En las plantaciones bananeras del Urabá, en el noroeste, cuelgan junto a los miles de racimos de fruta las ilusiones de una región que trabaja para romper definitivamente con un estigma de violencia y equiparar el estatus del banano al del café colombiano.
La Asociación de Bananeros (Augura), además de declarar 2017 como "el año del banano" al proyectar la exportación de alrededor de 96 millones de cajas al exterior, teje una estrategia para reivindicar al Urabá, principal productor de esta fruta del país, y una región que aún lucha contra el olvido estatal.
"Tuvimos una violencia que no propició el sector bananero, pero ya pasamos esa hoja y estamos construyendo el presente y visualizando el futuro", dijo el presidente de Augura, Juan Camilo Restrepo.
Estas prósperas tierras, cuna de deportistas de la talla de la triplista Caterine Ibargüen y del futbolista Juan Guillermo Cuadrado, fueron cubiertas por sangre durante masacres en las que fueron asesinados por paramilitares y guerrilleros de las FARC decenas de trabajadores de fincas bananeras.
Hoy, las 34.000 hectáreas sembradas con la fruta en el Urabá, que generan 25.000 empleos directos, son una cuota en la aspiración del sector por conseguir que el banano colombiano sea una marca tan posicionada como el café en exterior.
Según explicó Restrepo, será una gran ganancia que el comprador y consumidor perciba que el banano de Urabá "no está manchado de sangre, sino manchado con el trabajo de las manos de nuestros cultivadores".

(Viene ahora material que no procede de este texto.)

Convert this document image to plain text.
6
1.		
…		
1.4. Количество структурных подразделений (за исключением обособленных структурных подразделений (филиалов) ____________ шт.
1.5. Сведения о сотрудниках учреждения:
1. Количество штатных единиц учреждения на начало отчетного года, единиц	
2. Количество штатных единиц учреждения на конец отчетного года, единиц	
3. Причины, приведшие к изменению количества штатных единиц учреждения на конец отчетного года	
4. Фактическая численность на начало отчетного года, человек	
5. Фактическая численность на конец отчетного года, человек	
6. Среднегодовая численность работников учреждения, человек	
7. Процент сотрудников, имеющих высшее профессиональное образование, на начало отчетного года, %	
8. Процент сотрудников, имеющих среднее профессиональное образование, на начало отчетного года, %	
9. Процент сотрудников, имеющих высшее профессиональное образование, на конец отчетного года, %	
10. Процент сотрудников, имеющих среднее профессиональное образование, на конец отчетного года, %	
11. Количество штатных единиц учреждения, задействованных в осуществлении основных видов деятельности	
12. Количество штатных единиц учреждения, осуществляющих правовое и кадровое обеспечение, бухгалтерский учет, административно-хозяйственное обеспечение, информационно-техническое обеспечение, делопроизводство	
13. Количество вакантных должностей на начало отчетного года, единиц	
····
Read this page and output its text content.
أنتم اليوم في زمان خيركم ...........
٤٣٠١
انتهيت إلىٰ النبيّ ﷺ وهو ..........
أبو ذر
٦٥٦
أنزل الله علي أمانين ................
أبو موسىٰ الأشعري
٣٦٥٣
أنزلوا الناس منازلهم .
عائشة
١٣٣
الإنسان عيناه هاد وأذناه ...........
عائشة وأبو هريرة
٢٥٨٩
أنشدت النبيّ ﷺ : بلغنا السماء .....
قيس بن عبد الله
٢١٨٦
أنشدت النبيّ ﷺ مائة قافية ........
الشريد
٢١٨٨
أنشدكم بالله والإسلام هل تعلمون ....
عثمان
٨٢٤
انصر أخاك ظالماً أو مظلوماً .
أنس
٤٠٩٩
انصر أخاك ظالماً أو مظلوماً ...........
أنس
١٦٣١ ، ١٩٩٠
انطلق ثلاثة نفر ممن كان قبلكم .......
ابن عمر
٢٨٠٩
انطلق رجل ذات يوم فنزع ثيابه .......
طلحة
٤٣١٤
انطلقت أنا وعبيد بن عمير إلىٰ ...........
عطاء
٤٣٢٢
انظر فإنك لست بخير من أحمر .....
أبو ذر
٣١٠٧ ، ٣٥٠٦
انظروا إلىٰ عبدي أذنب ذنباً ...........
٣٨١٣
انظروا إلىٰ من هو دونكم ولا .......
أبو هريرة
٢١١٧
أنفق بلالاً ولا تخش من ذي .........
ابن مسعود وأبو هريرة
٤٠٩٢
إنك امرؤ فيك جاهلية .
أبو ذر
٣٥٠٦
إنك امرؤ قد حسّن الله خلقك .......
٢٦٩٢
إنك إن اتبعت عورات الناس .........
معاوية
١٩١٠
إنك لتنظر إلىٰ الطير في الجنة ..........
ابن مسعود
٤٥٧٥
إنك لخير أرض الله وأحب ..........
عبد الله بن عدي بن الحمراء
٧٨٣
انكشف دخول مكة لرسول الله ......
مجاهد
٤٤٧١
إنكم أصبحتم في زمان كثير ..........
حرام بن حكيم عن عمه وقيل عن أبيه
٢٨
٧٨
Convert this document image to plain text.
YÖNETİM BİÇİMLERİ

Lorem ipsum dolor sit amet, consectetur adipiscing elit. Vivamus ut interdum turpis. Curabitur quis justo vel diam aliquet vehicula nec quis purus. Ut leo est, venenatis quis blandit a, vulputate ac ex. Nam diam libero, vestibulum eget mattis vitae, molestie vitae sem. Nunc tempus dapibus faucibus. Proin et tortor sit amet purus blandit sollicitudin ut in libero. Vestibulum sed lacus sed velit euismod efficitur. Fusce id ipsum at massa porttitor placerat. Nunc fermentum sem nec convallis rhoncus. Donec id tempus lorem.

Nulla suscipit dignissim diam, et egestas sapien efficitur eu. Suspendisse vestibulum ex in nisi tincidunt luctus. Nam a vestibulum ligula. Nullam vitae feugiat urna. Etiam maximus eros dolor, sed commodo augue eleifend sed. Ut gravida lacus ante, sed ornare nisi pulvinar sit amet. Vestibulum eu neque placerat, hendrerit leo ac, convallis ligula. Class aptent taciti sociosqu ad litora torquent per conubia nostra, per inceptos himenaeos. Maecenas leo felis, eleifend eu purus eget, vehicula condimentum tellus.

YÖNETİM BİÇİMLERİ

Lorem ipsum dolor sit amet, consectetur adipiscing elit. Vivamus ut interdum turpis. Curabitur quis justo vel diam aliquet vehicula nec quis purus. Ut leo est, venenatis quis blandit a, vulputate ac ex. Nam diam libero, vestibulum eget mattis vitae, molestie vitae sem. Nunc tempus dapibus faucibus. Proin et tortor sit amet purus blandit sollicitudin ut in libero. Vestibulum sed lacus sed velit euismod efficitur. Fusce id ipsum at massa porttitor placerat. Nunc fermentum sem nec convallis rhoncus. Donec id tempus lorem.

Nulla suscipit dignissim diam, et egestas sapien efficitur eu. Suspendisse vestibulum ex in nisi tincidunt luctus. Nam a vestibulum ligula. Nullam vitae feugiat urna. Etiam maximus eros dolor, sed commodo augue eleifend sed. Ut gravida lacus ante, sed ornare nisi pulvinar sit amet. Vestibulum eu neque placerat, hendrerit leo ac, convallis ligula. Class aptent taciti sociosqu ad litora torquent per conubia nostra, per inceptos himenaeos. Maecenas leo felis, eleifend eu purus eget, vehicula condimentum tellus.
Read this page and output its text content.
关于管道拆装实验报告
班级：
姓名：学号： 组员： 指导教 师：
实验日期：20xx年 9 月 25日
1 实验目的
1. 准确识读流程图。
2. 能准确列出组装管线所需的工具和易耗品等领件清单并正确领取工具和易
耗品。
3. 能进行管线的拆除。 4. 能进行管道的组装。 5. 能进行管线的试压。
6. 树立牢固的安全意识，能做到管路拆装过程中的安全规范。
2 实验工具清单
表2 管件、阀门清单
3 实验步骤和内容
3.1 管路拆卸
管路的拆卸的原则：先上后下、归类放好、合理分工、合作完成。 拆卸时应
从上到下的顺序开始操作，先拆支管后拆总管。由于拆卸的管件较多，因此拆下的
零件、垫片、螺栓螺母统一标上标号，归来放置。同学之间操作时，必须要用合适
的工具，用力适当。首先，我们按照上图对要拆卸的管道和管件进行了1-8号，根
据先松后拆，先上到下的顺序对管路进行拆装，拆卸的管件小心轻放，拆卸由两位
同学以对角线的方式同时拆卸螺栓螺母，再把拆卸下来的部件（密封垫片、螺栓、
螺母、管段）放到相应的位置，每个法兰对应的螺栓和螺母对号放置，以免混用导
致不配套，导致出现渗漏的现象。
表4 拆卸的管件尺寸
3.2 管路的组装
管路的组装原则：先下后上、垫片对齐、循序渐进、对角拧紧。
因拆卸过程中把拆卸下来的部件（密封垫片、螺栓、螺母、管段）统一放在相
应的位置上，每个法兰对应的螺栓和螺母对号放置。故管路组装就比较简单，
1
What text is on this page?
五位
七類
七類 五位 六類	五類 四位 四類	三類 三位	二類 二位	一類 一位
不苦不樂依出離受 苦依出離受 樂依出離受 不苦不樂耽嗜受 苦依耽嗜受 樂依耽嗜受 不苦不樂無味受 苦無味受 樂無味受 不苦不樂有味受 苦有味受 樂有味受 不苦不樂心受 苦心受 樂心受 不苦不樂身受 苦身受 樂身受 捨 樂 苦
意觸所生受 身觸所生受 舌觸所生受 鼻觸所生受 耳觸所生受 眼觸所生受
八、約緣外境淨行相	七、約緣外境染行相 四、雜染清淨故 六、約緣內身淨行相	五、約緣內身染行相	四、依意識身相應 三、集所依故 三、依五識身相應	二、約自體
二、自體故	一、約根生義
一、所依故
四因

Para ello, hay programadas "visitas diplomáticas" a Europa, adonde Colombia exporta el 73 % de la producción de esta fruta, para consolidar aún más esa relación comercial y revelar elementos característicos de la producción.
"Así como sucede con una taza de café colombiano, queremos que el consumidor sepa que consume un banano colombiano. Esto es identidad de país y de producto", indicó Restrepo.
Ese discurso crece en trabajadores como Jorge Eliécer Méndez, a quien los 15 años que lleva vinculado al sector lo llevan a sentenciar que el banano de Urabá es el "mejor, por eso cada vez es más apetecido en el exterior".
Junto a Méndez, encargado del lavado y selección de la fruta, trabajan 25 personas en una finca de Apartadó, uno de los cuatro municipios que integran esta región, en la que aún se siente la amenaza de la banda criminal Clan del Golfo, anteriormente denominada Los Urabeños.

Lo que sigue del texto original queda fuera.